The department was responding to a letter written by a group of senators wherein they urged to extend the safe harbor provisions under the ITC and PTC to accommodate significant development slowdowns due to COVID-19 public health crisis. The senators are Charles Grassley, Ron Wyden, John Thune, Maria Cantwell, Lisa Murkowski and Joe Manchin III.
“As the ongoing COVID-19 crisis continues to claim lives and cause economic disruption and uncertainty, it is vital that the government take whatever reasonable steps possible to allay unforeseen burdens on American families and businesses,” the senators wrote in their letter. “This will provide relief to projects that are near completion, but due to unavoidable setbacks related to the ongoing pandemic are at risk of losing their tax credit eligibility.”
In the letter written by senators in April 2020, they sought an extension of the continuity safe harbor from currently 4 years to 5 years for renewable energy projects for solar and wind power projects that began construction in 2016 or 2017 under both tax credits to allow certainty and flexibility to taxpayers for financing, permitting and construction of energy facilities.
The 6-senators strong bipartisan coalition points out to the disruptions in supply chains, construction operations and permitting timelines due to COVID-19 crisis that have delayed projects that were otherwise on track to come online by the end of 2020.
“Providing a temporary extension of the continuity safe harbor of five years, in lieu of the current four, would address the unforeseen interruptions developers are experiencing due to COVID-19 and provide the certainty businesses need to move forward with existing projects,” the letter further reads. “As Congress and the Administration continue to work to provide relief and assistance to Americans grappling with fallout of COVID-19, this simple modification would provide significant benefits to an important and growing sector of the American economy.”

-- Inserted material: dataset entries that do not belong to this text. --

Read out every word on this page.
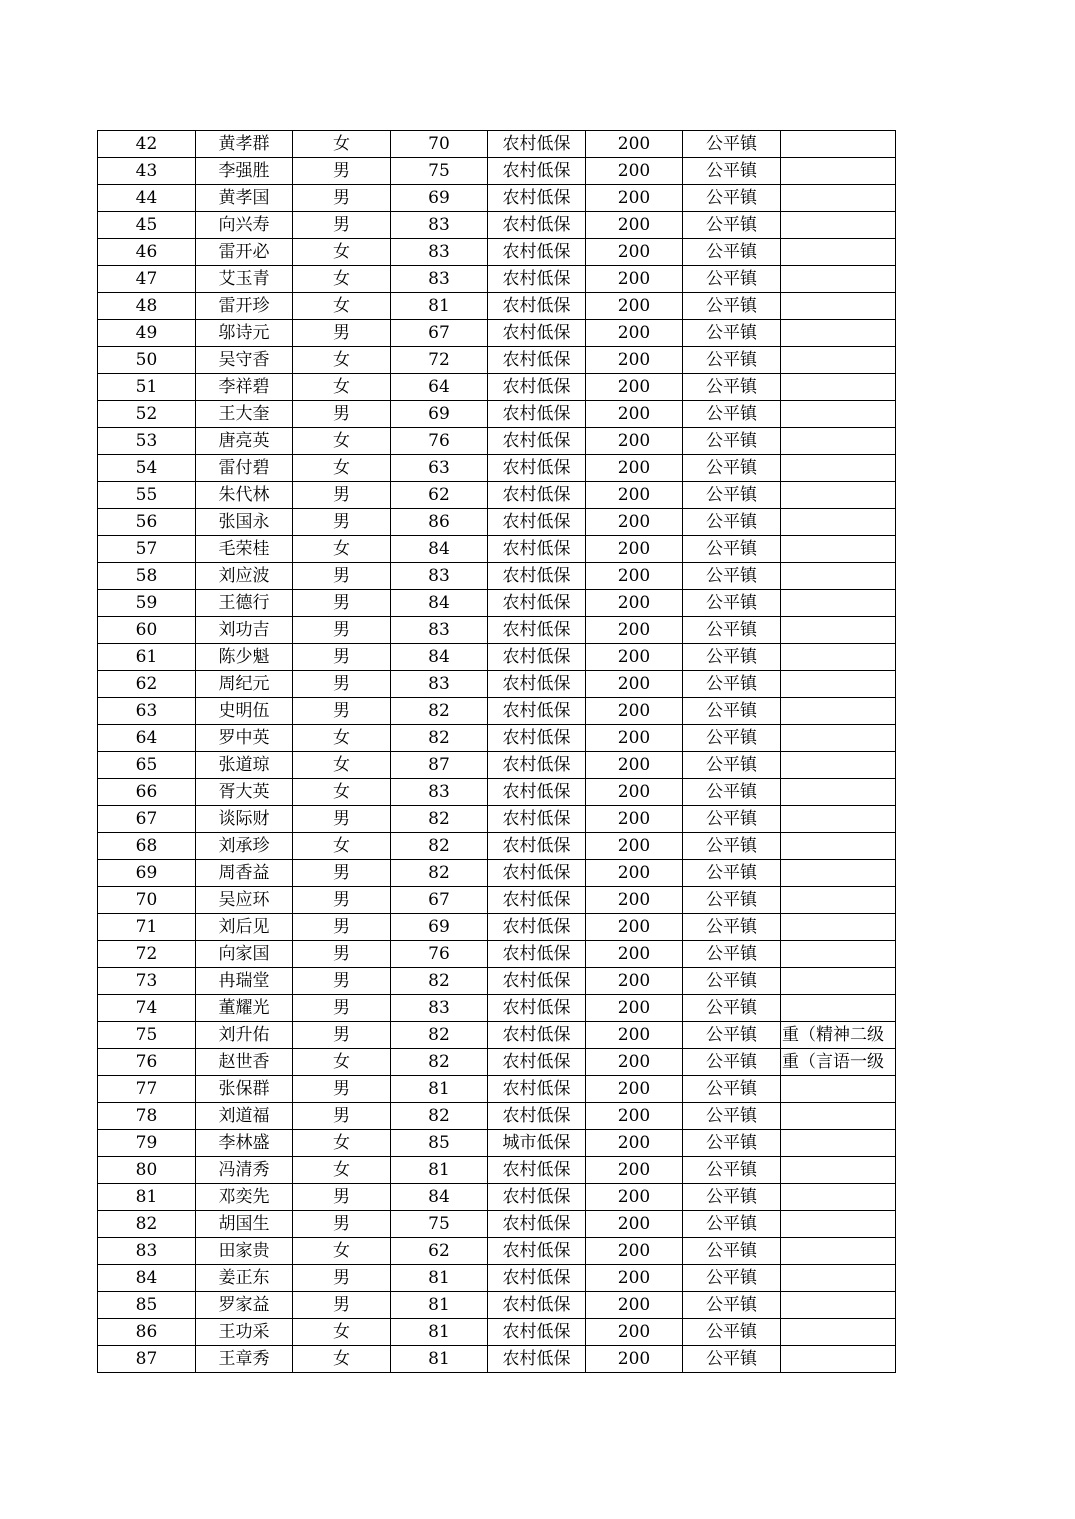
42	黄孝群	女	70	农村低保	200	公平镇	
43	李强胜	男	75	农村低保	200	公平镇	
44	黄孝国	男	69	农村低保	200	公平镇	
45	向兴寿	男	83	农村低保	200	公平镇	
46	雷开必	女	83	农村低保	200	公平镇	
47	艾玉青	女	83	农村低保	200	公平镇	
48	雷开珍	女	81	农村低保	200	公平镇	
49	邬诗元	男	67	农村低保	200	公平镇	
50	吴守香	女	72	农村低保	200	公平镇	
51	李祥碧	女	64	农村低保	200	公平镇	
52	王大奎	男	69	农村低保	200	公平镇	
53	唐亮英	女	76	农村低保	200	公平镇	
54	雷付碧	女	63	农村低保	200	公平镇	
55	朱代林	男	62	农村低保	200	公平镇	
56	张国永	男	86	农村低保	200	公平镇	
57	毛荣桂	女	84	农村低保	200	公平镇	
58	刘应波	男	83	农村低保	200	公平镇	
59	王德行	男	84	农村低保	200	公平镇	
60	刘功吉	男	83	农村低保	200	公平镇	
61	陈少魁	男	84	农村低保	200	公平镇	
62	周纪元	男	83	农村低保	200	公平镇	
63	史明伍	男	82	农村低保	200	公平镇	
64	罗中英	女	82	农村低保	200	公平镇	
65	张道琼	女	87	农村低保	200	公平镇	
66	胥大英	女	83	农村低保	200	公平镇	
67	谈际财	男	82	农村低保	200	公平镇	
68	刘承珍	女	82	农村低保	200	公平镇	
69	周香益	男	82	农村低保	200	公平镇	
70	吴应环	男	67	农村低保	200	公平镇	
71	刘后见	男	69	农村低保	200	公平镇	
72	向家国	男	76	农村低保	200	公平镇	
73	冉瑞堂	男	82	农村低保	200	公平镇	
74	董耀光	男	83	农村低保	200	公平镇	
75	刘升佑	男	82	农村低保	200	公平镇	重（精神二级
76	赵世香	女	82	农村低保	200	公平镇	重（言语一级
77	张保群	男	81	农村低保	200	公平镇	
78	刘道福	男	82	农村低保	200	公平镇	
79	李林盛	女	85	城市低保	200	公平镇	
80	冯清秀	女	81	农村低保	200	公平镇	
81	邓奕先	男	84	农村低保	200	公平镇	
82	胡国生	男	75	农村低保	200	公平镇	
83	田家贵	女	62	农村低保	200	公平镇	
84	姜正东	男	81	农村低保	200	公平镇	
85	罗家益	男	81	农村低保	200	公平镇	
86	王功采	女	81	农村低保	200	公平镇	
87	王章秀	女	81	农村低保	200	公平镇	
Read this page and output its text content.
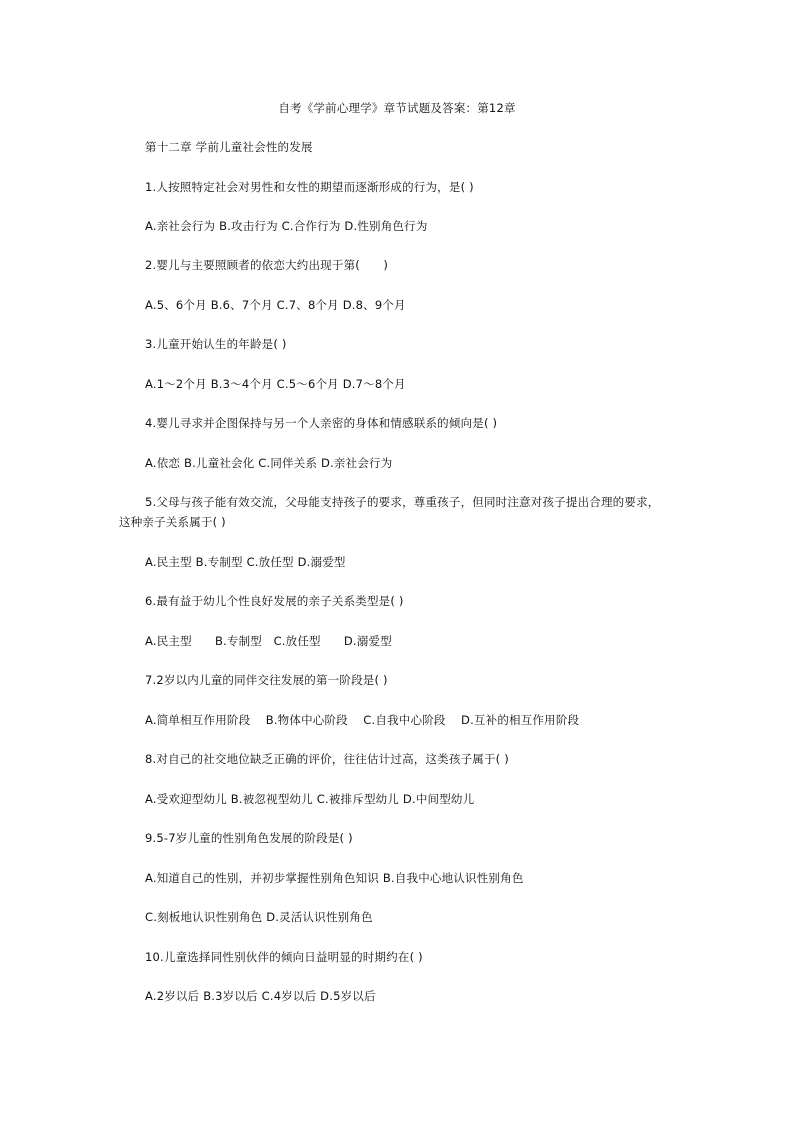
自考《学前心理学》章节试题及答案：第12章
第十二章 学前儿童社会性的发展
1.人按照特定社会对男性和女性的期望而逐渐形成的行为，是( )
A.亲社会行为 B.攻击行为 C.合作行为 D.性别角色行为
2.婴儿与主要照顾者的依恋大约出现于第(　　)
A.5、6个月 B.6、7个月 C.7、8个月 D.8、9个月
3.儿童开始认生的年龄是( )
A.1～2个月 B.3～4个月 C.5～6个月 D.7～8个月
4.婴儿寻求并企图保持与另一个人亲密的身体和情感联系的倾向是( )
A.依恋 B.儿童社会化 C.同伴关系 D.亲社会行为
5.父母与孩子能有效交流，父母能支持孩子的要求，尊重孩子，但同时注意对孩子提出合理的要求，
这种亲子关系属于( )
A.民主型 B.专制型 C.放任型 D.溺爱型
6.最有益于幼儿个性良好发展的亲子关系类型是( )
A.民主型      B.专制型   C.放任型      D.溺爱型
7.2岁以内儿童的同伴交往发展的第一阶段是( )
A.简单相互作用阶段    B.物体中心阶段    C.自我中心阶段    D.互补的相互作用阶段
8.对自己的社交地位缺乏正确的评价，往往估计过高，这类孩子属于( )
A.受欢迎型幼儿 B.被忽视型幼儿 C.被排斥型幼儿 D.中间型幼儿
9.5-7岁儿童的性别角色发展的阶段是( )
A.知道自己的性别，并初步掌握性别角色知识 B.自我中心地认识性别角色
C.刻板地认识性别角色 D.灵活认识性别角色
10.儿童选择同性别伙伴的倾向日益明显的时期约在( )
A.2岁以后 B.3岁以后 C.4岁以后 D.5岁以后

The American Council on Renewable Energy (ACORE) feels ‘encouraged’ by the Treasury Department’s letter and its President and CEO Gregory Wetstone said now details are awaited on this critical issue.
Introduced in 2006, solar ITC was providing 30% relief in tax for installation of solar systems. It dropped down to 26% in 2020 for residential and commercial systems (including utility scale plants) after the government refused to extend the 30% limit. It is set to drop down to 22% in 2021. In 2022, it will drop to 10% for commercial and utility scale projects and to 0% for residential segment.